Wednesday, December 2, 2009

From Prussia with Love


Long overdue update: I spent a month living in a place formerly know as Prussia, working at a research institute, spending most of my weekends and some weeknights in Berlin.


Prussia!!!!


Ok, so technically I couldn’t have been in a country that no longer exists!

I was actually staying in Potsdam. And I loved it! Potsdam combines a really unique mix of old Prussian history, glamour, and glory with the decrepitness and decay of the city as it suffered through years of the communist regime under the GDR. In the same small city there are magnificently restored Prussian palaces –Sanssouci, Neues Palais, Charlottenhof- along with completely abandoned, decrepit, depressing buildings like the chilling KGB headquarters and prison, and watchtowers from the time of the Berlin wall.


During my whole stay in Germany I was really struck by the role Berlin has played in shaping 20th century world history. I don't think there is any other city in the world that has been so central to the events of the 20th century as Berlin. I was even lucky enough to be in Berlin during the 20th anniversary of the fall of the wall!

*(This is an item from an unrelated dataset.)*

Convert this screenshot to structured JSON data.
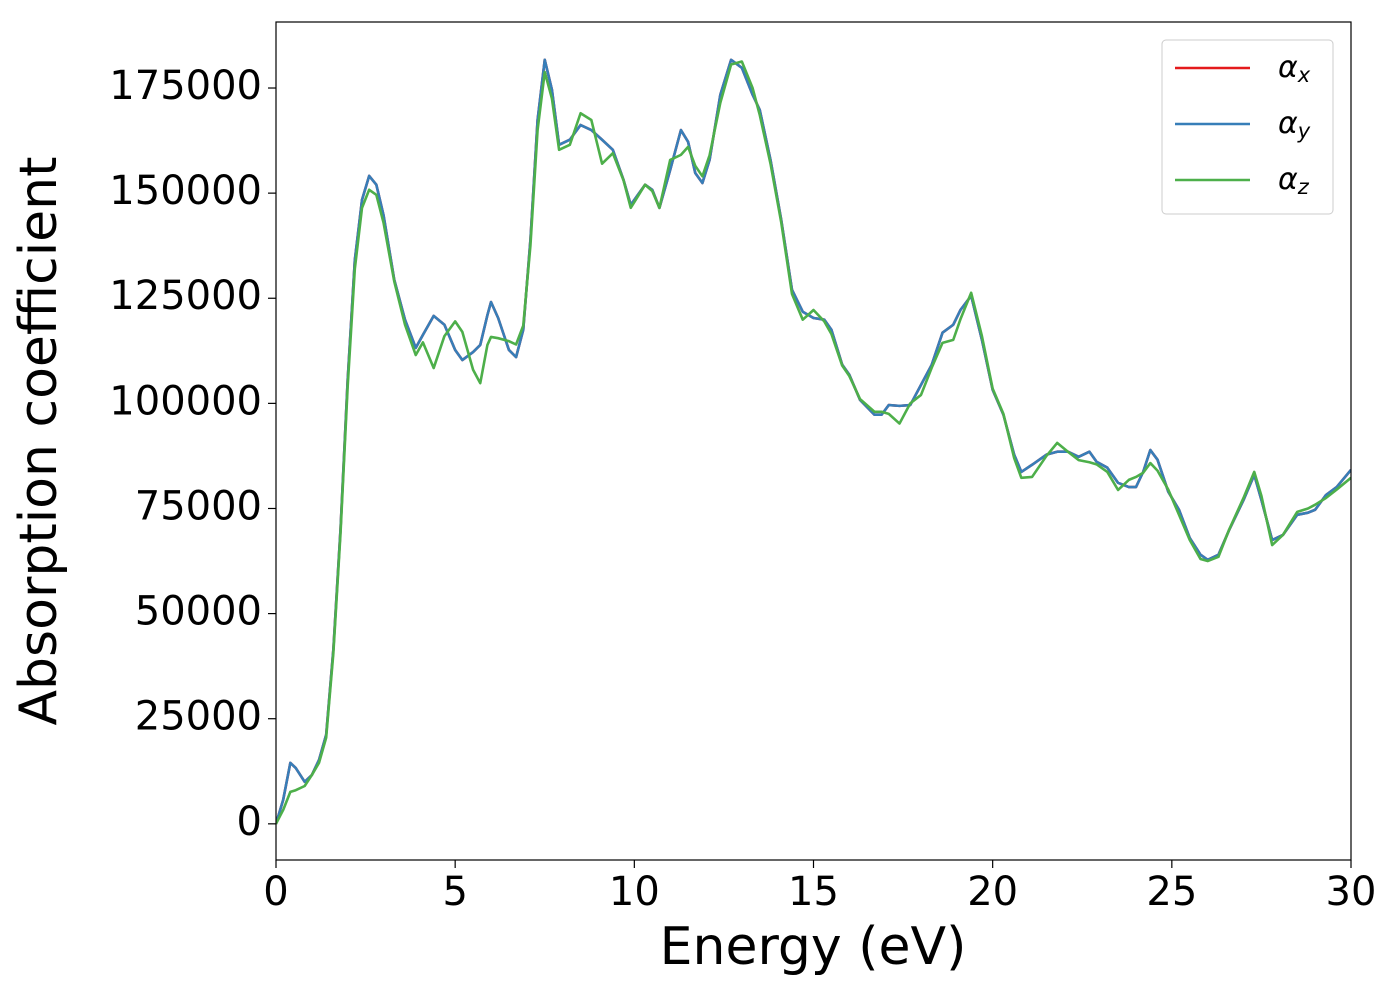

Berlin, and Germany in general, is in a very unique position to study the merits of preservation versus restoration in the context of world history. In the case of Berlin for example -a divided city trying to emerge as one after decades of being split in half- how important is it to preserve this divided history? How much effort, if any, should be put into healing and rebuilding this division? How much effort, if any, should be put into preserving the history of this division? How much do you rebuild/remove in order for the psyche of the city as one entity to recover? How do you honor and preserve the memory of atrocities in a way in which does not celebrate the perpetrators?

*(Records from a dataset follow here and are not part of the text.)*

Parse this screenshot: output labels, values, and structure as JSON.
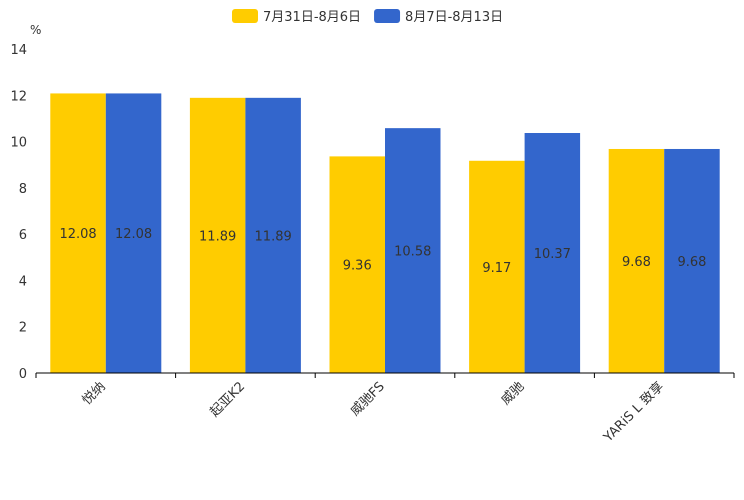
{
  "chart_data": {
    "type": "bar",
    "title": "",
    "xlabel": "",
    "ylabel": "%",
    "ylim": [
      0,
      14
    ],
    "yticks": [
      0,
      2,
      4,
      6,
      8,
      10,
      12,
      14
    ],
    "grid": false,
    "legend_position": "top-center",
    "categories": [
      "悦纳",
      "起亚K2",
      "威驰FS",
      "威驰",
      "YARiS L 致享"
    ],
    "series": [
      {
        "name": "7月31日-8月6日",
        "color": "#FFCC00",
        "values": [
          12.08,
          11.89,
          9.36,
          9.17,
          9.68
        ]
      },
      {
        "name": "8月7日-8月13日",
        "color": "#3366CC",
        "values": [
          12.08,
          11.89,
          10.58,
          10.37,
          9.68
        ]
      }
    ]
  }
}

The only satisfying answer I heard while I was in Germany was that in preserving history, they take the approach that EVERYTHING must be done to memorialize the victims and NOTHING must be done to memorialize the perpetrators.

This explains why there is a chilling and touching Holocaust memorial in central Berlin, but the ruins of Hitler’s bunker is now a nondescript parking lot.

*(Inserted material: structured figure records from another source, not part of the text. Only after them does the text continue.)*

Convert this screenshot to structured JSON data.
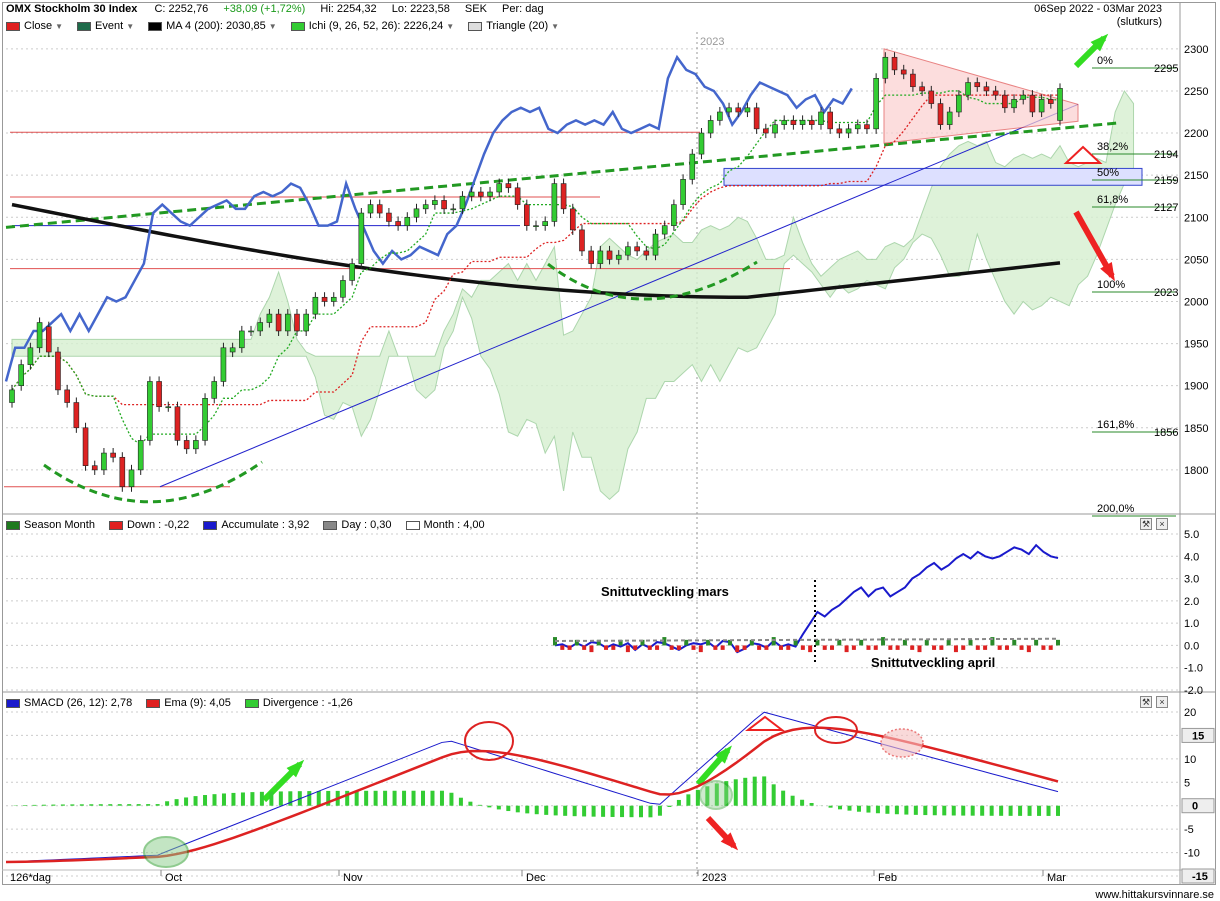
{
  "header": {
    "title": "OMX Stockholm 30 Index",
    "close": "C: 2252,76",
    "change": "+38,09 (+1,72%)",
    "high": "Hi: 2254,32",
    "low": "Lo: 2223,58",
    "currency": "SEK",
    "period": "Per: dag",
    "date_range": "06Sep 2022 - 03Mar 2023",
    "slutkurs": "(slutkurs)"
  },
  "legend1": [
    {
      "label": "Close",
      "color": "#e02020"
    },
    {
      "label": "Event",
      "color": "#1e6b4a"
    },
    {
      "label": "MA 4 (200): 2030,85",
      "color": "#000000"
    },
    {
      "label": "Ichi (9, 26, 52, 26): 2226,24",
      "color": "#33cc33"
    },
    {
      "label": "Triangle (20)",
      "color": "#dddddd"
    }
  ],
  "legend2": [
    {
      "label": "Season Month",
      "color": "#1e7a1e"
    },
    {
      "label": "Down : -0,22",
      "color": "#e02020"
    },
    {
      "label": "Accumulate : 3,92",
      "color": "#1a1acc"
    },
    {
      "label": "Day : 0,30",
      "color": "#888888"
    },
    {
      "label": "Month : 4,00",
      "color": "#ffffff"
    }
  ],
  "legend3": [
    {
      "label": "SMACD (26, 12): 2,78",
      "color": "#1a1acc"
    },
    {
      "label": "Ema (9): 4,05",
      "color": "#e02020"
    },
    {
      "label": "Divergence : -1,26",
      "color": "#33cc33"
    }
  ],
  "x_labels": [
    "126*dag",
    "Oct",
    "Nov",
    "Dec",
    "2023",
    "Feb",
    "Mar"
  ],
  "year_marker": "2023",
  "fib_labels": [
    "0%",
    "38,2%",
    "50%",
    "61,8%",
    "100%",
    "161,8%",
    "200,0%"
  ],
  "fib_values": [
    "2295",
    "2194",
    "2159",
    "2127",
    "2023",
    "1856",
    ""
  ],
  "annotations": {
    "mars": "Snittutveckling mars",
    "april": "Snittutveckling april"
  },
  "website": "www.hittakursvinnare.se",
  "chart_data": [
    {
      "type": "candlestick",
      "title": "OMX Stockholm 30 Index",
      "ylim": [
        1750,
        2320
      ],
      "y_ticks": [
        1800,
        1850,
        1900,
        1950,
        2000,
        2050,
        2100,
        2150,
        2200,
        2250,
        2300
      ],
      "close": [
        1895,
        1925,
        1945,
        1975,
        1940,
        1895,
        1880,
        1850,
        1805,
        1800,
        1820,
        1815,
        1780,
        1800,
        1835,
        1905,
        1875,
        1875,
        1835,
        1825,
        1835,
        1885,
        1905,
        1945,
        1945,
        1965,
        1965,
        1975,
        1985,
        1965,
        1985,
        1965,
        1985,
        2005,
        2000,
        2005,
        2025,
        2045,
        2105,
        2115,
        2105,
        2095,
        2090,
        2100,
        2110,
        2115,
        2120,
        2110,
        2110,
        2125,
        2130,
        2125,
        2130,
        2140,
        2135,
        2115,
        2090,
        2090,
        2095,
        2140,
        2110,
        2085,
        2060,
        2045,
        2060,
        2050,
        2055,
        2065,
        2060,
        2055,
        2080,
        2090,
        2115,
        2145,
        2175,
        2200,
        2215,
        2225,
        2230,
        2225,
        2230,
        2205,
        2200,
        2210,
        2215,
        2210,
        2215,
        2210,
        2225,
        2205,
        2200,
        2205,
        2210,
        2205,
        2265,
        2290,
        2275,
        2270,
        2255,
        2250,
        2235,
        2210,
        2225,
        2245,
        2260,
        2255,
        2250,
        2245,
        2230,
        2240,
        2245,
        2225,
        2240,
        2235,
        2253
      ],
      "open": [
        1880,
        1900,
        1925,
        1945,
        1970,
        1940,
        1895,
        1880,
        1850,
        1805,
        1800,
        1820,
        1815,
        1780,
        1800,
        1835,
        1905,
        1875,
        1875,
        1835,
        1825,
        1835,
        1885,
        1905,
        1940,
        1945,
        1965,
        1965,
        1975,
        1985,
        1965,
        1985,
        1965,
        1985,
        2005,
        2000,
        2005,
        2025,
        2045,
        2105,
        2115,
        2105,
        2095,
        2090,
        2100,
        2110,
        2115,
        2120,
        2110,
        2110,
        2125,
        2130,
        2125,
        2130,
        2140,
        2135,
        2115,
        2090,
        2090,
        2095,
        2140,
        2110,
        2085,
        2060,
        2045,
        2060,
        2050,
        2055,
        2065,
        2060,
        2055,
        2080,
        2090,
        2115,
        2145,
        2175,
        2200,
        2215,
        2225,
        2230,
        2225,
        2230,
        2205,
        2200,
        2210,
        2215,
        2210,
        2215,
        2210,
        2225,
        2205,
        2200,
        2205,
        2210,
        2205,
        2265,
        2290,
        2275,
        2270,
        2255,
        2250,
        2235,
        2210,
        2225,
        2245,
        2260,
        2255,
        2250,
        2245,
        2230,
        2240,
        2245,
        2225,
        2240,
        2215
      ],
      "ma200_value": "2030,85",
      "ichi_value": "2226,24"
    },
    {
      "type": "bar_line",
      "title": "Season Month",
      "ylim": [
        -2.0,
        5.0
      ],
      "y_ticks": [
        -2.0,
        -1.0,
        0,
        1.0,
        2.0,
        3.0,
        4.0,
        5.0
      ],
      "accumulate": [
        0,
        0.05,
        -0.1,
        0.1,
        -0.05,
        0.15,
        0.1,
        -0.1,
        0.05,
        -0.05,
        0.1,
        -0.2,
        0.05,
        -0.1,
        0.15,
        0.1,
        -0.05,
        -0.2,
        0,
        0.1,
        0.05,
        0.15,
        -0.1,
        0.2,
        0.15,
        -0.3,
        -0.15,
        0.1,
        0.05,
        -0.1,
        0.2,
        -0.05,
        0.05,
        -0.05,
        0.5,
        1.0,
        1.5,
        1.3,
        1.6,
        1.8,
        2.1,
        2.4,
        2.6,
        2.2,
        2.5,
        2.6,
        2.2,
        2.4,
        2.6,
        3.0,
        3.2,
        3.5,
        3.7,
        3.4,
        3.6,
        3.9,
        4.1,
        3.9,
        4.2,
        4.0,
        3.9,
        4.0,
        4.2,
        4.4,
        4.3,
        4.1,
        4.5,
        4.2,
        4.0,
        3.92
      ],
      "down_value": "-0,22",
      "day_value": "0,30",
      "month_value": "4,00"
    },
    {
      "type": "line_bar",
      "title": "SMACD (26, 12)",
      "ylim": [
        -15,
        20
      ],
      "y_ticks": [
        -15,
        -10,
        -5.0,
        0,
        5.0,
        10,
        15,
        20
      ],
      "smacd_value": "2,78",
      "ema_value": "4,05",
      "divergence_value": "-1,26"
    }
  ]
}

My favourite example of preservation is the bombed out Kaiser Wilhelm church. It has been left ‘as is’, as a testament to the destruction of war. To me, someone who really has been lucky enough to live a life that has not known this kind of destruction, it is a truly important memorial to see.



A strange example of restoration in Berlin is the original Berlin city palace. The Stadtschloss was the seat of the Kings of Prussia and the Emperor of Germany. WWII severely damaged it, and, after the war, being in East Berlin, the GDR finished its destruction and built their own state parliament on top of the ruins. Now after German reunification, the GDR parliament building has been destroyed and plans are underway to rebuild the original Stadtschloss on top of these ruins… which are on top of ruins. A perfect example of the stratification of history in Berlin. Dig down deep enough and you see one regime replacing the other, on and on and on…

When there have been many different regimes overthrown at different times (first reich, second reich, third reich, GDR), how do you decide which version of history gets preserved?


To me, one of the most fitting memorials I saw in Berlin was a memorial for the Nazi book burnings which took place in Bebelplatz square, just outside of Humboldt University. It is so unobtrusive you could easily miss it. It is just a clear plate of glass in the ground in the centre of the square. You could walk by it two feet away and not notice a thing, but if you get close enough and if you look down through the glass you will see a room of all white, with empty bookshelves on every wall.


More lighthearted highlights of my trip included seeing and climbing the Siegessaule - I was disappointed that I couldn’t stand on her shoulder like Bono does in the video (one of my favouritest songs in the world)- and finding my new favourite online radio station http://www.radioeins.de/.


I truly loved my time in Berlin and Potsdam and am already hoping to go back soon. If you have never been, you should go too.

Auf wiedersehn.


1 comment:

  1. I absolutly love the history lesson. See Mim, life is an adventure!